T Brooks, J Hellsten, M Aittala, T Wang, T Aila, J Lehtinen, M Liu, A A. Efros, T Karras

[NVIDIA & UC Berkeley]

动态场景长视频生成。本文提出一种视频生成模型，能准确地再现物体运动、摄像机视角变化以及随时间推移产生的新内容。现有的视频生成方法往往不能随着时间推移产生新内容，同时保持真实环境中预期的一致性，如合理的动态性和目标的持久性。一种常见的失败案例是，由于过度依赖归纳偏差来提供时间上的一致性，如一个决定整个视频内容的单一潜代码，所以内容永远不会改变。而另一种极端，如果没有长期的一致性，生成的视频可能在不同的场景间不真实地变形。为解决这些局限性，本文通过重新设计时间潜表示优先考虑时间轴，通过对较长视频的训练从数据中学习长期一致性。利用一个两阶段的训练策略，分别用低分辨率长视频和高分辨率短视频进行训练。为评估该模型能力，引入了两个新的基准数据集，明确关注长程时间动态。

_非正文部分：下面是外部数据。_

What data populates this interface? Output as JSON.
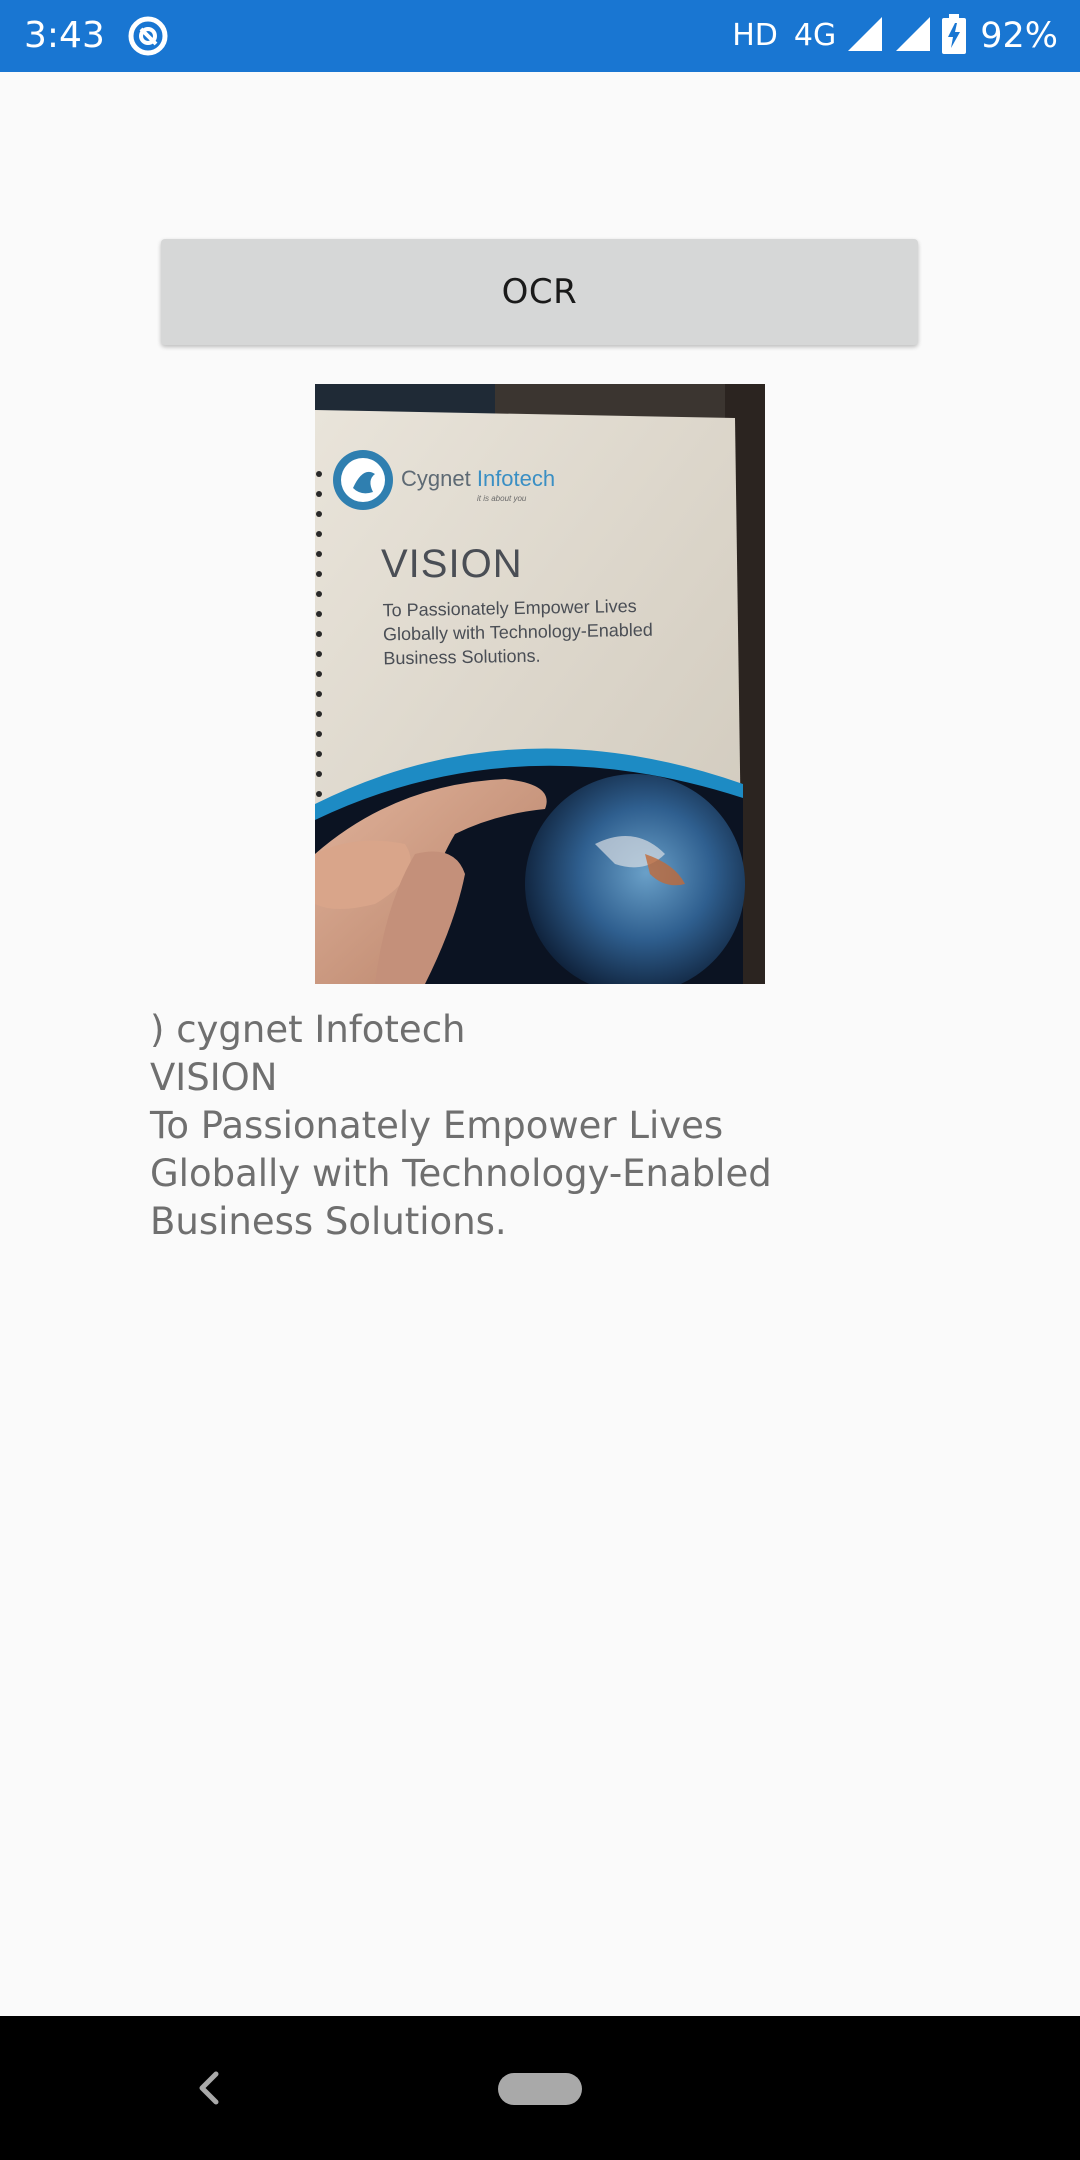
{
  "status_bar": {
    "time": "3:43",
    "network_hd": "HD",
    "network_type": "4G",
    "battery": "92%",
    "color": "#1976d2"
  },
  "main": {
    "ocr_button_label": "OCR",
    "photo": {
      "brand_name": "Cygnet",
      "brand_name_accent": "Infotech",
      "tagline": "it is about you",
      "heading": "VISION",
      "line1": "To Passionately Empower Lives",
      "line2": "Globally with Technology-Enabled",
      "line3": "Business Solutions."
    },
    "ocr_result": [
      ") cygnet Infotech",
      "VISION",
      "To Passionately Empower Lives",
      "Globally with Technology-Enabled",
      "Business Solutions."
    ]
  },
  "nav_bar": {
    "back_icon": "back-chevron-icon",
    "home_icon": "home-pill-icon"
  }
}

We present a video generation model that accurately reproduces object motion, changes in camera viewpoint, and new content that arises over time. Existing video generation methods often fail to produce new content as a function of time while maintaining consistencies expected in real environments, such as plausible dynamics and object persistence. A common failure case is for content to never change due to over-reliance on inductive biases to provide temporal consistency, such as a single latent code that dictates content for the entire video. On the other extreme, without long-term consistency, generated videos may morph unrealistically between different scenes. To address these limitations, we prioritize the time axis by redesigning the temporal latent representation and learning long-term consistency from data by training on longer videos. To this end, we leverage a two-phase training strategy, where we separately train using longer videos at a low resolution and shorter videos at a high resolution. To evaluate the capabilities of our model, we introduce two new benchmark datasets with explicit focus on long-term temporal dynamics.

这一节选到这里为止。